How do I submit my sitemap to search engines?

After generating your sitemap: 1) Save it as 'sitemap.xml' and upload to your website's root directory, 2) Add the sitemap URL to your robots.txt file (e.g., 'Sitemap: https://yoursite.com/sitemap.xml'), 3) Submit it to Google Search Console under 'Sitemaps', 4) Submit to Bing Webmaster Tools, 5) Most search engines will automatically discover it through robots.txt.

How many URLs can I include in a sitemap?

A single sitemap file can contain up to 50,000 URLs and must be no larger than 50MB uncompressed. If your website has more than 50,000 pages, you'll need to create multiple sitemap files and use a sitemap index file to reference them all. Most small to medium websites will fit within a single sitemap file.

Should I include all pages in my sitemap?

Include all important, publicly accessible pages that you want search engines to index. Exclude duplicate content, login pages, admin pages, pages blocked by robots.txt, pages with noindex tags, low-quality or thin content pages, and pages you don't want appearing in search results.

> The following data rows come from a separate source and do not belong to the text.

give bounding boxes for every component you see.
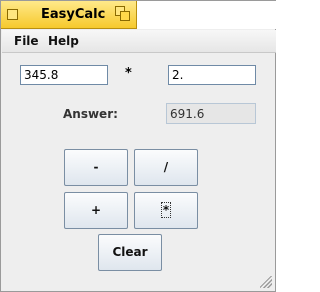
menu-file[interactable]: File [14, 34, 39, 48]
multiply-button-label: * [160, 202, 172, 218]
maximize-icon[interactable] [120, 11, 130, 21]
title-bar[interactable]: EasyCalc [1, 1, 277, 29]
resize-grip-icon[interactable] [260, 276, 272, 288]
multiply-button[interactable]: * [134, 192, 198, 229]
title-tab[interactable]: EasyCalc [1, 1, 137, 29]
answer-label: Answer: [63, 107, 118, 121]
window-title: EasyCalc [41, 7, 106, 22]
divide-button[interactable]: / [134, 149, 198, 186]
window-menu-icon[interactable] [7, 9, 18, 20]
subtract-button[interactable]: - [64, 149, 128, 186]
menu-help[interactable]: Help [48, 34, 79, 48]
menu-bar: File Help [2, 30, 276, 53]
clear-button[interactable]: Clear [98, 234, 162, 271]
app-window: EasyCalc File Help * Answer: 691.6 - / +… [0, 0, 277, 292]
answer-output: 691.6 [166, 103, 256, 124]
operator-label: * [125, 66, 132, 81]
operand-a-input[interactable] [20, 65, 108, 85]
add-button[interactable]: + [64, 192, 128, 229]
operand-b-input[interactable] [168, 65, 256, 85]
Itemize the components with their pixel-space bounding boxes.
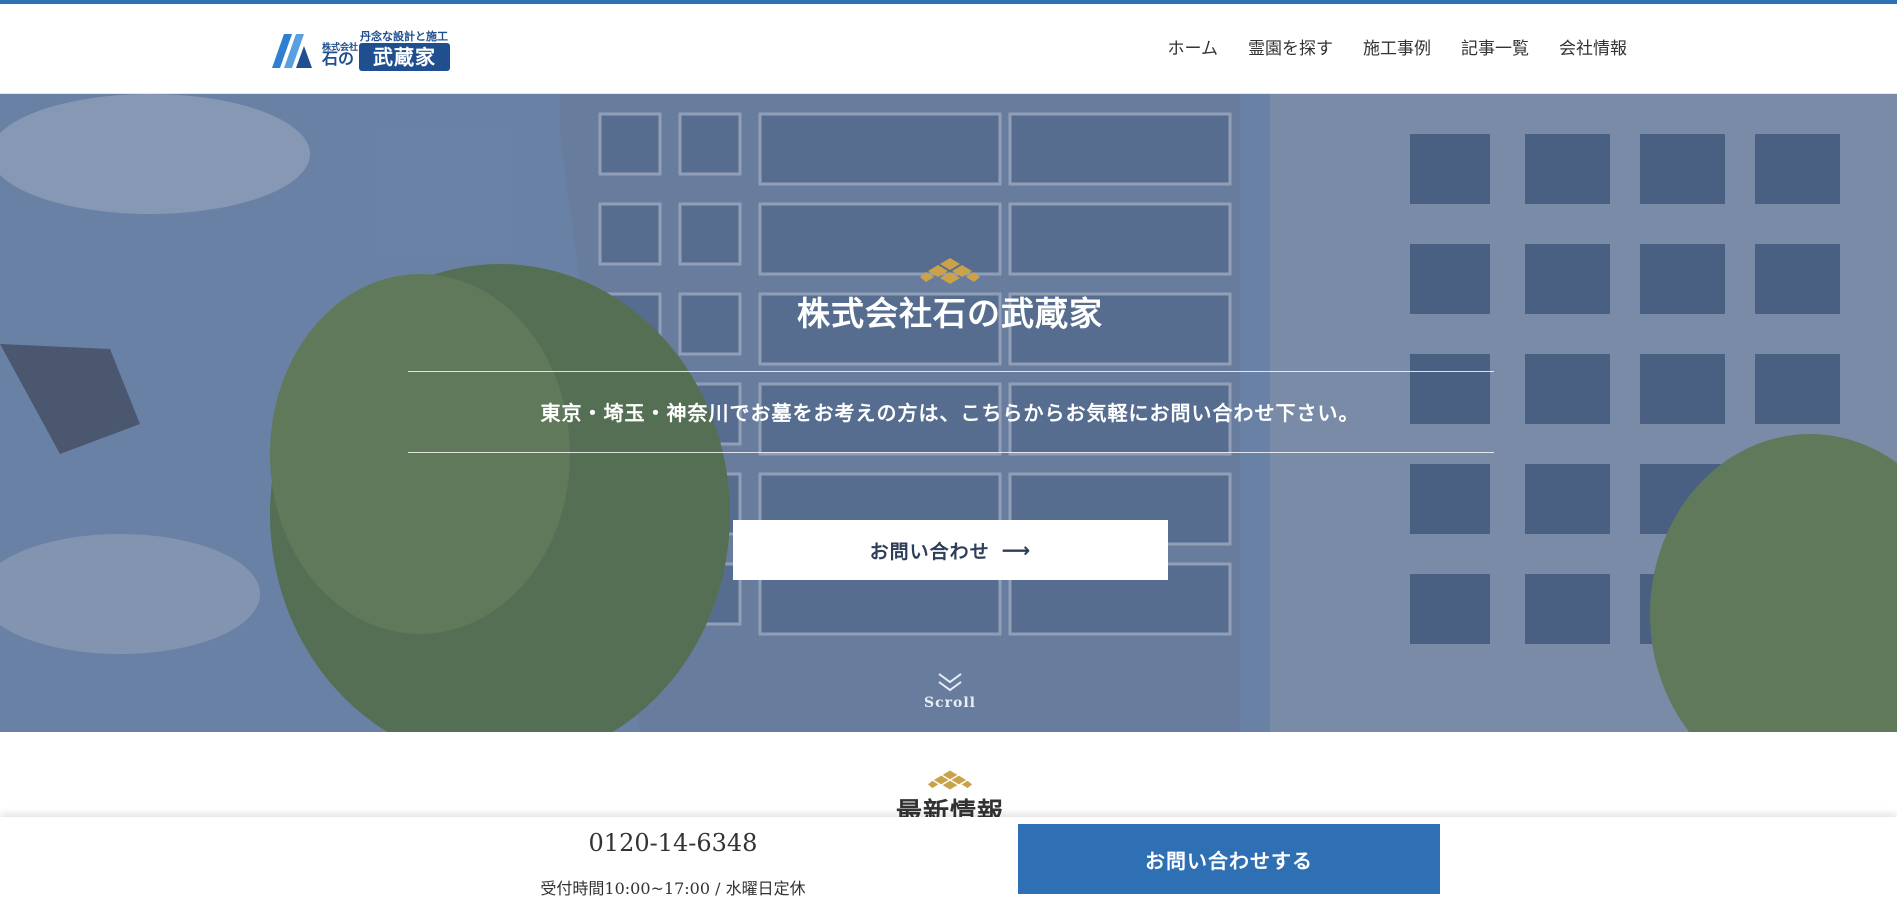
logo-tagline: 丹念な設計と施工 <box>360 30 448 43</box>
nav-item-cemetery-search[interactable]: 霊園を探す <box>1248 34 1333 59</box>
business-hours: 受付時間10:00~17:00 / 水曜日定休 <box>540 879 806 898</box>
arrow-right-icon: ⟶ <box>1001 538 1032 562</box>
gold-emblem-icon <box>928 770 972 790</box>
footer-contact-button[interactable]: お問い合わせする <box>1018 824 1440 894</box>
gold-emblem-icon <box>920 258 980 284</box>
hero-contact-button[interactable]: お問い合わせ ⟶ <box>733 520 1168 580</box>
logo-name-part1: 石の <box>322 49 355 68</box>
phone-number-link[interactable]: 0120-14-6348 <box>533 829 813 857</box>
hero-title: 株式会社石の武蔵家 <box>797 294 1103 333</box>
nav-item-home[interactable]: ホーム <box>1168 34 1219 59</box>
logo-name-part2: 武蔵家 <box>359 43 450 71</box>
nav-item-construction-cases[interactable]: 施工事例 <box>1363 34 1431 59</box>
logo-mark-icon <box>272 34 312 68</box>
site-logo[interactable]: 丹念な設計と施工 株式会社 石の 武蔵家 <box>272 26 452 74</box>
main-nav: ホーム 霊園を探す 施工事例 記事一覧 会社情報 <box>1138 34 1628 59</box>
double-chevron-down-icon[interactable] <box>937 672 963 694</box>
fixed-contact-bar: 0120-14-6348 受付時間10:00~17:00 / 水曜日定休 お問い… <box>0 817 1897 910</box>
hero-contact-button-label: お問い合わせ <box>869 540 990 563</box>
hero-divider-bottom <box>408 452 1494 453</box>
hero-section: 株式会社石の武蔵家 東京・埼玉・神奈川でお墓をお考えの方は、こちらからお気軽にお… <box>0 94 1897 732</box>
hero-divider-top <box>408 371 1494 372</box>
site-header: 丹念な設計と施工 株式会社 石の 武蔵家 ホーム 霊園を探す 施工事例 記事一覧… <box>0 4 1897 94</box>
scroll-label[interactable]: Scroll <box>0 695 1897 711</box>
nav-item-company-info[interactable]: 会社情報 <box>1559 34 1627 59</box>
hero-content: 株式会社石の武蔵家 東京・埼玉・神奈川でお墓をお考えの方は、こちらからお気軽にお… <box>0 94 1897 732</box>
hero-subtitle: 東京・埼玉・神奈川でお墓をお考えの方は、こちらからお気軽にお問い合わせ下さい。 <box>540 401 1360 425</box>
nav-item-articles[interactable]: 記事一覧 <box>1461 34 1529 59</box>
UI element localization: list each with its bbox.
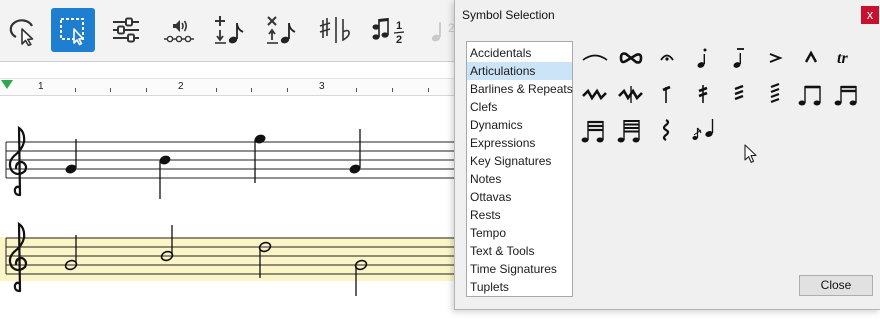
audio-playback-icon[interactable] — [157, 8, 201, 52]
turn-icon[interactable] — [613, 41, 649, 77]
ruler-measure-3: 3 — [319, 81, 325, 92]
ruler[interactable]: 1 2 3 — [0, 78, 456, 96]
symbol-grid: tr — [577, 41, 877, 151]
tuplet-number-top: 1 — [396, 20, 402, 32]
fermata-icon[interactable] — [649, 41, 685, 77]
beamed-64ths-icon[interactable] — [613, 113, 649, 149]
category-item-key-signatures[interactable]: Key Signatures — [467, 152, 572, 170]
close-button[interactable]: Close — [799, 275, 873, 296]
treble-clef-icon — [8, 125, 28, 197]
beamed-32nds-icon[interactable] — [577, 113, 613, 149]
slur-icon[interactable] — [577, 41, 613, 77]
lasso-select-icon[interactable] — [0, 8, 44, 52]
ruler-tick — [356, 88, 357, 92]
category-item-ottavas[interactable]: Ottavas — [467, 188, 572, 206]
ruler-measure-1: 1 — [38, 81, 44, 92]
mouse-cursor-icon — [744, 144, 757, 163]
trill-icon[interactable]: tr — [829, 41, 865, 77]
category-item-barlines-repeats[interactable]: Barlines & Repeats — [467, 80, 573, 98]
trill-label: tr — [837, 50, 848, 67]
arpeggio-icon[interactable] — [649, 113, 685, 149]
category-item-tempo[interactable]: Tempo — [467, 224, 572, 242]
beamed-sixteenths-icon[interactable] — [829, 77, 865, 113]
ruler-tick — [392, 88, 393, 92]
category-item-dynamics[interactable]: Dynamics — [467, 116, 572, 134]
dialog-titlebar[interactable]: Symbol Selection x — [455, 0, 880, 30]
tremolo-1-icon[interactable] — [649, 77, 685, 113]
symbol-selection-dialog: Symbol Selection x Accidentals Articulat… — [454, 0, 880, 310]
category-item-rests[interactable]: Rests — [467, 206, 572, 224]
inverted-mordent-icon[interactable] — [613, 77, 649, 113]
delete-note-icon[interactable] — [261, 8, 305, 52]
category-item-text-tools[interactable]: Text & Tools — [467, 242, 572, 260]
accent-icon[interactable] — [757, 41, 793, 77]
add-note-icon[interactable] — [209, 8, 253, 52]
category-item-clefs[interactable]: Clefs — [467, 98, 572, 116]
ruler-measure-2: 2 — [178, 81, 184, 92]
category-item-tuplets[interactable]: Tuplets — [467, 278, 572, 296]
beamed-eighths-icon[interactable] — [793, 77, 829, 113]
grace-note-icon[interactable] — [685, 113, 721, 149]
ruler-tick — [216, 88, 217, 92]
tremolo-4-icon[interactable] — [757, 77, 793, 113]
ruler-tick — [287, 88, 288, 92]
ruler-tick — [146, 88, 147, 92]
category-item-notes[interactable]: Notes — [467, 170, 572, 188]
category-item-expressions[interactable]: Expressions — [467, 134, 572, 152]
tuplet-icon[interactable]: 12 — [366, 8, 410, 52]
playhead-marker-icon[interactable] — [0, 80, 14, 90]
staccato-icon[interactable] — [685, 41, 721, 77]
category-item-time-signatures[interactable]: Time Signatures — [467, 260, 572, 278]
ruler-tick — [251, 88, 252, 92]
tenuto-icon[interactable] — [721, 41, 757, 77]
treble-clef-icon — [8, 221, 28, 293]
category-item-accidentals[interactable]: Accidentals — [467, 44, 572, 62]
score-area[interactable] — [0, 97, 456, 330]
marquee-select-icon[interactable] — [51, 8, 95, 52]
tremolo-2-icon[interactable] — [685, 77, 721, 113]
marcato-icon[interactable] — [793, 41, 829, 77]
note[interactable] — [348, 129, 361, 175]
tremolo-3-icon[interactable] — [721, 77, 757, 113]
note[interactable] — [64, 139, 77, 175]
ruler-tick — [75, 88, 76, 92]
mixer-sliders-icon[interactable] — [104, 8, 148, 52]
ruler-tick — [428, 88, 429, 92]
tuplet-number-bottom: 2 — [396, 34, 402, 46]
accidentals-icon[interactable] — [314, 8, 358, 52]
mordent-icon[interactable] — [577, 77, 613, 113]
staff-1[interactable] — [5, 141, 456, 179]
ruler-tick — [110, 88, 111, 92]
dialog-title: Symbol Selection — [462, 8, 555, 22]
close-icon[interactable]: x — [861, 6, 879, 24]
category-list[interactable]: Accidentals Articulations Barlines & Rep… — [466, 41, 573, 297]
note[interactable] — [158, 154, 171, 199]
category-item-articulations[interactable]: Articulations — [467, 62, 572, 80]
note[interactable] — [253, 133, 266, 183]
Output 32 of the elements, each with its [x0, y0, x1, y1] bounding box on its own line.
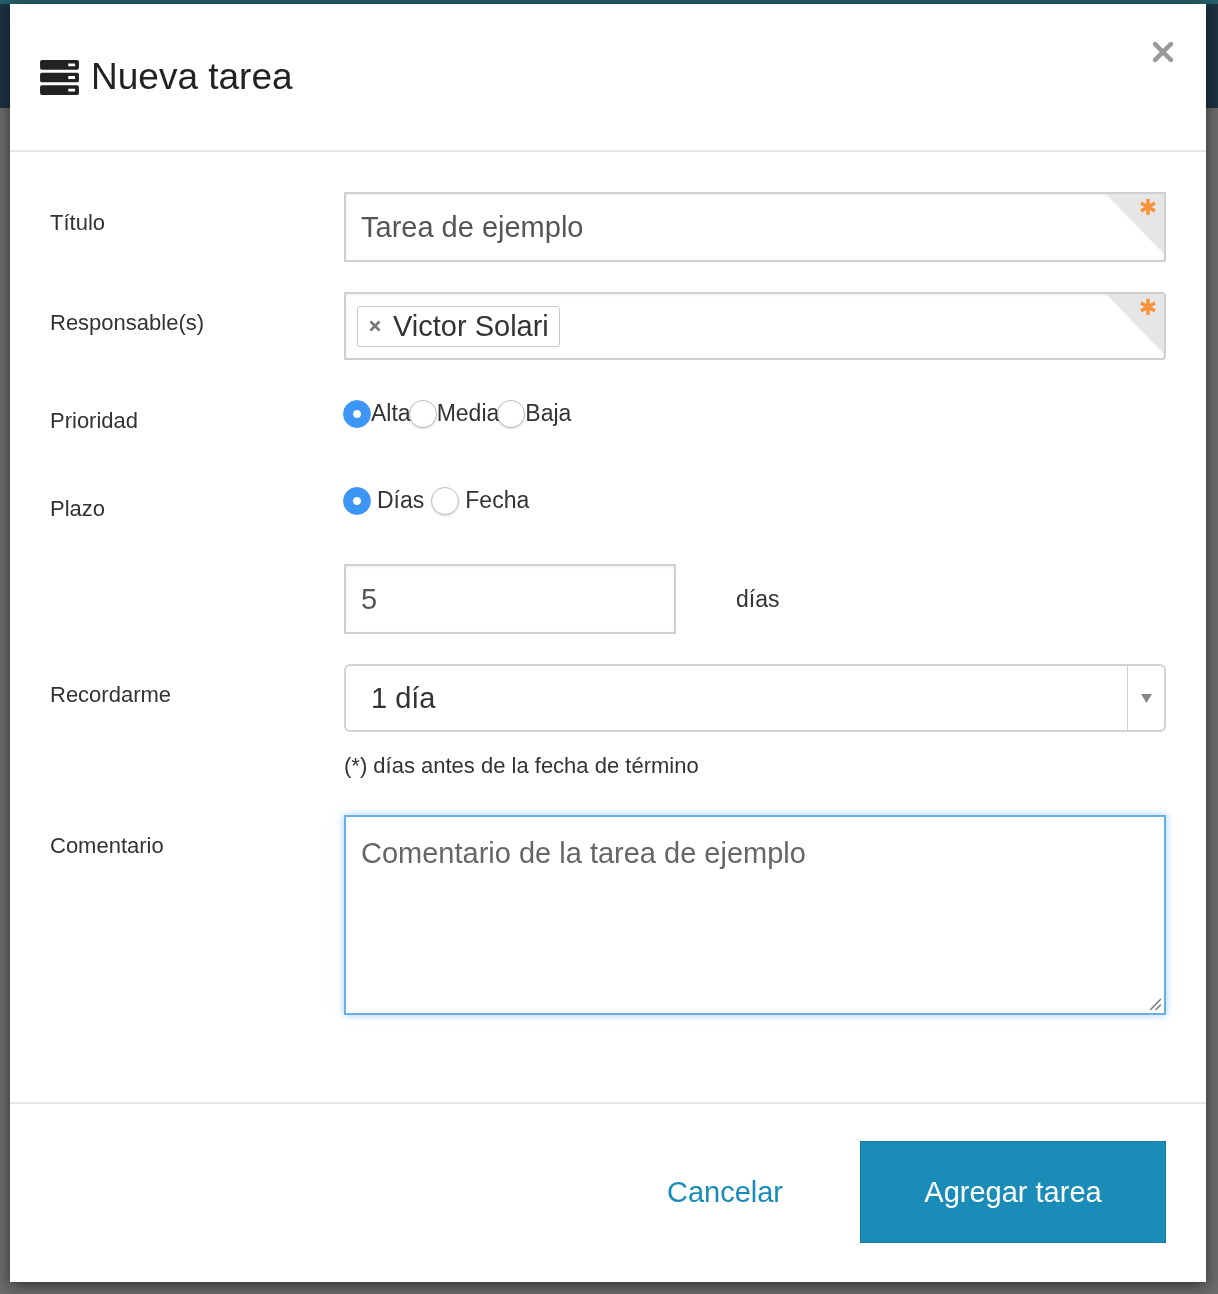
- radio-label[interactable]: Días: [377, 487, 425, 514]
- field-label: Recordarme: [50, 681, 173, 708]
- comment-textarea[interactable]: Comentario de la tarea de ejemplo: [344, 815, 1166, 1015]
- radio-label[interactable]: Baja: [525, 400, 572, 427]
- dialog-title: Nueva tarea: [91, 56, 293, 98]
- caret-icon: [1140, 693, 1152, 703]
- radio-label[interactable]: Fecha: [465, 487, 530, 514]
- submit-button[interactable]: Agregar tarea: [860, 1141, 1166, 1243]
- server-icon: [40, 59, 79, 95]
- radio-button[interactable]: [431, 486, 460, 515]
- radio-label[interactable]: Alta: [371, 400, 411, 427]
- radio-button[interactable]: [497, 399, 526, 428]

Focus on quality pages that provide value to users.

How often should I update my sitemap?

Update your sitemap whenever you add new pages, remove old pages, or make significant content changes. For blogs and news sites, update weekly or when publishing new content. For e-commerce sites, update when adding/removing products. For static sites, update monthly or quarterly. After updating, resubmit your sitemap through Google Search Console and Bing Webmaster Tools to ensure search engines crawl the changes.